5.3 Die Klägerin nahm das ihr im Jahr 2001 eingeräumte Änderungsrecht zunächst über Jahre hinweg nicht in Anspruch und unternahm erst wieder im Jahr 2005 den Versuch, Zustimmung auch der aktuellen Wohnungseigentümer zu erlangen. Wiederum nicht ganz ein Jahr nach dem Scheitern dieses Versuchs teilte sie den Wohnungseigentümern mit Schreiben vom 10. 4. 2006 in eigener Sache ausdrücklich mit, dass das Bauvorhaben hinfällig sei.

5.4 Ob diese Erklärung der Klägerin einen Verzicht enthält, ist unter Heranziehung der Auslegungsregeln der §§ 914, 915 ABGB zu ermitteln (Griss aaO § 1444 Rz 4). Entscheidend für das Verständnis der Erklärung ist demnach der objektive Erklärungswert und nicht der Wille des Erklärenden oder des tatsächlichen Empfängers (2 Ob 55/07t mwN = RIS-Justiz RS0014236 [T2]). Es ist allein der Eindruck maßgebend, den die Wohnungseigentümer von den Erklärungen und dem Gesamtverhalten der Klägerin haben mussten (vgl RIS-Justiz RS0014236). Bei Überlegung der dargestellten Umstände dieser Erklärung ist aus dieser– entgegen der Auffassung der Vorinstanzen und ungeachtet der gebotenen besonderen Zurückhaltung und Vorsicht – mit der erforderlichen Eindeutigkeit ein Verzicht abzuleiten. Die Erklärung war nach ihrem objektiven Erklärungswert insbesondere nicht als bloße Vorstellungsmitteilung (Wissenserklärung), ein bestimmtes Recht bestehe nicht, aufzufassen. Die Erklärungsgegner konnten vielmehr davon ausgehen, dass die Klägerin auch keine aus den bereits im Jahr 2001 abgegebenen Zustimmungserklärungen abgeleiteten Rechte mehr in Anspruch nehmen wird (vgl 6 Ob 237/12i). Im Übrigen wäre im Zusammenhalt mit der Erklärung vom 10. 4. 2006 wohl auch das nachfolgende, neuerlich jahrelange Unterlassen der Geltendmachung des Änderungsrechts geeignet, einen Anspruchsverlust im Sinne des § 863 ABGB zu bewirken.

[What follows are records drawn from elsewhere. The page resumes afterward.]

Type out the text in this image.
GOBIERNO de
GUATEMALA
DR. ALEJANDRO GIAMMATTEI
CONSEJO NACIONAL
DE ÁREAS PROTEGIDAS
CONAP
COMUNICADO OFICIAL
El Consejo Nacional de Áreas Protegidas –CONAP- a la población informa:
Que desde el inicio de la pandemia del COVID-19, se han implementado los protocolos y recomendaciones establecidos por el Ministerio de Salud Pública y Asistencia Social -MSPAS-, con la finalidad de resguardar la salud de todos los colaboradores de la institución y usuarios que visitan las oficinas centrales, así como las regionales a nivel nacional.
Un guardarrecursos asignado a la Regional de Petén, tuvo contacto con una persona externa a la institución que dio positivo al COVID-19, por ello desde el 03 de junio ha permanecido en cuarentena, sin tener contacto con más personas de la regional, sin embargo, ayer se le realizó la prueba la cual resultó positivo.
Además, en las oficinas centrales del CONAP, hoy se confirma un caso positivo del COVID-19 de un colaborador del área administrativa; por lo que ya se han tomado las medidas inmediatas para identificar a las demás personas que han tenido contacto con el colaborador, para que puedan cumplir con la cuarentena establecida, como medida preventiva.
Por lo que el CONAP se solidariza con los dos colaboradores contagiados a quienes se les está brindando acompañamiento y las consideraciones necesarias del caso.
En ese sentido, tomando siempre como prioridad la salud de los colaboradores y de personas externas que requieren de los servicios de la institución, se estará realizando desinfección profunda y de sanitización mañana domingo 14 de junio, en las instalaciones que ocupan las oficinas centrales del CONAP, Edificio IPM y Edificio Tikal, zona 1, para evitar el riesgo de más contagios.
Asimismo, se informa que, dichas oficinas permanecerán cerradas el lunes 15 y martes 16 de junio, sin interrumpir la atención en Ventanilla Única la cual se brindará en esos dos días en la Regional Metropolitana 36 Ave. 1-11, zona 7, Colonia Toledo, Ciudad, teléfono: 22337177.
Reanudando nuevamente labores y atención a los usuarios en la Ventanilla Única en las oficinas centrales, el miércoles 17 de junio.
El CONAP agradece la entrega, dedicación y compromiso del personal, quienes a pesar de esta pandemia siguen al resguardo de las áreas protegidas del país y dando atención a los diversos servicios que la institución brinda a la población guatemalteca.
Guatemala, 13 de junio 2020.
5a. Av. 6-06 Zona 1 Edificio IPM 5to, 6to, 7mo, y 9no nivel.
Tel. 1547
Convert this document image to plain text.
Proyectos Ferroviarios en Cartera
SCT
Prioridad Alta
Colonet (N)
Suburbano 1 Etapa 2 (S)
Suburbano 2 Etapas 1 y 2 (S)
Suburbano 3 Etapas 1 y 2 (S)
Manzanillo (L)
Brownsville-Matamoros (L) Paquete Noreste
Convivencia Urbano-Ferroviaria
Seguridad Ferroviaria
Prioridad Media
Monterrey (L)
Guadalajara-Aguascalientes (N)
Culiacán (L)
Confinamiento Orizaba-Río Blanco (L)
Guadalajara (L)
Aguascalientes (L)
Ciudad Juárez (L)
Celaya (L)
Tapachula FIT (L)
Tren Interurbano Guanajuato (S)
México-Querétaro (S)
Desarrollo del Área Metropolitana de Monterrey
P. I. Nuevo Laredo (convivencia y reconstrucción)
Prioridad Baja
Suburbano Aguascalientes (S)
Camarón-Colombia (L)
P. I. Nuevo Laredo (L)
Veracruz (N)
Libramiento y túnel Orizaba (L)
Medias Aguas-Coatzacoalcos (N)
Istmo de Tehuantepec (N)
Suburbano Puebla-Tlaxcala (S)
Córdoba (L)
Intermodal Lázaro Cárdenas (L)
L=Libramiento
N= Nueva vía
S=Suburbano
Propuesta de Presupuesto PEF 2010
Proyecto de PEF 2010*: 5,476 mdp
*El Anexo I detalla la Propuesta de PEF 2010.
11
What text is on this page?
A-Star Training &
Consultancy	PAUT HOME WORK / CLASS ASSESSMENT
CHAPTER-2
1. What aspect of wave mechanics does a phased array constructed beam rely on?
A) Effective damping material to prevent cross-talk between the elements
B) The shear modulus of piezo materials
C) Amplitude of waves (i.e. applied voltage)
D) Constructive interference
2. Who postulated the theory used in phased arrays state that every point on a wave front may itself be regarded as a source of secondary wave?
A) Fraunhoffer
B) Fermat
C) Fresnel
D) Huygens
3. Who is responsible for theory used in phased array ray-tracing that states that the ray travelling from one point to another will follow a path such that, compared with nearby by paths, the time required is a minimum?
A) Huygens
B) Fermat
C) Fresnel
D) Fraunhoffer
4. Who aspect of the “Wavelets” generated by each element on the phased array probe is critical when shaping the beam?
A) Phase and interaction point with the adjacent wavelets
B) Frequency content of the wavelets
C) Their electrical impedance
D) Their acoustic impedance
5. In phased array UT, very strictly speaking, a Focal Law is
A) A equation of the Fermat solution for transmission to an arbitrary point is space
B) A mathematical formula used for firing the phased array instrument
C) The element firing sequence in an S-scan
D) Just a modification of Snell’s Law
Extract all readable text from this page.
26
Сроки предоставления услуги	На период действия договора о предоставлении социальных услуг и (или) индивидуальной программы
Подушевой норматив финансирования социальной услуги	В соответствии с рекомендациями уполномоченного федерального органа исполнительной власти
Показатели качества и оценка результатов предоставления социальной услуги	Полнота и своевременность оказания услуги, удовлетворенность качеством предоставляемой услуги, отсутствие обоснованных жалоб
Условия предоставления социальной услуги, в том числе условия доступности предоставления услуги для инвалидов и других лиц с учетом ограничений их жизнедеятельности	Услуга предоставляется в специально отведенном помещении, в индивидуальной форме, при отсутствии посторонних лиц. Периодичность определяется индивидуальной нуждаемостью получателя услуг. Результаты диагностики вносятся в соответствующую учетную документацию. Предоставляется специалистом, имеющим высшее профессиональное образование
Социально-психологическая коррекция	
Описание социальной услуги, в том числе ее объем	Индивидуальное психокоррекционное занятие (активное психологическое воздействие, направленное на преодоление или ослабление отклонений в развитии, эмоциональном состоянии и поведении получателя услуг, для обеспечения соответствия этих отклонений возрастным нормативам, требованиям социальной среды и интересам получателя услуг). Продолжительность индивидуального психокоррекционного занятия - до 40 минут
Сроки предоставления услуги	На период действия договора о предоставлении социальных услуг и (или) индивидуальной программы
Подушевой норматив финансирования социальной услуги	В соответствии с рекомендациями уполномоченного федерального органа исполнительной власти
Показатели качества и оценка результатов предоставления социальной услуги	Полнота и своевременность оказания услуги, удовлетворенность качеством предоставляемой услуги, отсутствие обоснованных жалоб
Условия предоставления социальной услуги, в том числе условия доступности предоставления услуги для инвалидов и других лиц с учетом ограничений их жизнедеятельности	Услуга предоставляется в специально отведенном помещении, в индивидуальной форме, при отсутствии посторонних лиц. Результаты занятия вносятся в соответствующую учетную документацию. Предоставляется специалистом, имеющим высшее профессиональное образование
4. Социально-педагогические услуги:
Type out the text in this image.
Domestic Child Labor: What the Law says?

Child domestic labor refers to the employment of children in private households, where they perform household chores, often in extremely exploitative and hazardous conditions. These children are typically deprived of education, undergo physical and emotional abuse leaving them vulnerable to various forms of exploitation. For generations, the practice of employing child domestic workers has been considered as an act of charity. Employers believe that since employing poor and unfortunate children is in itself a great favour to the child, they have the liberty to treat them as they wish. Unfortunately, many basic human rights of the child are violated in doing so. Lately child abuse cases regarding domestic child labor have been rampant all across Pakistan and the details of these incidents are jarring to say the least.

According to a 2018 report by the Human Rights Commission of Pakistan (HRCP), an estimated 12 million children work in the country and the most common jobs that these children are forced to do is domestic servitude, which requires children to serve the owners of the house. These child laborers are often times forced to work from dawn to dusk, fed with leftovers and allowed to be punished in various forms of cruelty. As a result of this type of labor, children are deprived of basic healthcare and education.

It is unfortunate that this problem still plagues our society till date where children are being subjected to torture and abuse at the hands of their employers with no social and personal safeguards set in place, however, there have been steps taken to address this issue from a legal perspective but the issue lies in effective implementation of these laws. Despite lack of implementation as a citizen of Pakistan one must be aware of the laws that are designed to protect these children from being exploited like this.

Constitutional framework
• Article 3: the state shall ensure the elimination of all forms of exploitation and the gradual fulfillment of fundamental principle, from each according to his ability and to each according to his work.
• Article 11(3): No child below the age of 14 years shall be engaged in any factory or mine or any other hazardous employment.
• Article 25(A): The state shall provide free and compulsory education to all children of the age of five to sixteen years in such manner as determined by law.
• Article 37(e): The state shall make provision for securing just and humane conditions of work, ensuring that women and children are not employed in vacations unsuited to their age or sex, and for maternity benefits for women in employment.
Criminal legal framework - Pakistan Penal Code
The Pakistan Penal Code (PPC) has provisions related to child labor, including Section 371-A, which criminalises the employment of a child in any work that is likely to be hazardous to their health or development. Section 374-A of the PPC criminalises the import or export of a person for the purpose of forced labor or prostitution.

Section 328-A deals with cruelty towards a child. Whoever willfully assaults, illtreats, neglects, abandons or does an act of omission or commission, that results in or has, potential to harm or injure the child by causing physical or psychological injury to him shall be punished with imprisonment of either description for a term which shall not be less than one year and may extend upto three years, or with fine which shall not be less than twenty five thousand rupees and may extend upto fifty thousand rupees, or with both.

6. Die Revision der Klägerin erweist sich daher jedenfalls im Ergebnis als nicht berechtigt.

7. Die Entscheidung über die Kosten des Revisionsverfahrens gründet sich auf §§ 41, 50 ZPO. Die erfolglos gebliebene Klägerin hat die Kosten ihrer Revision selbst zu tragen. Der Viertbeklagte hat sich am Revisionsverfahren nicht beteiligt.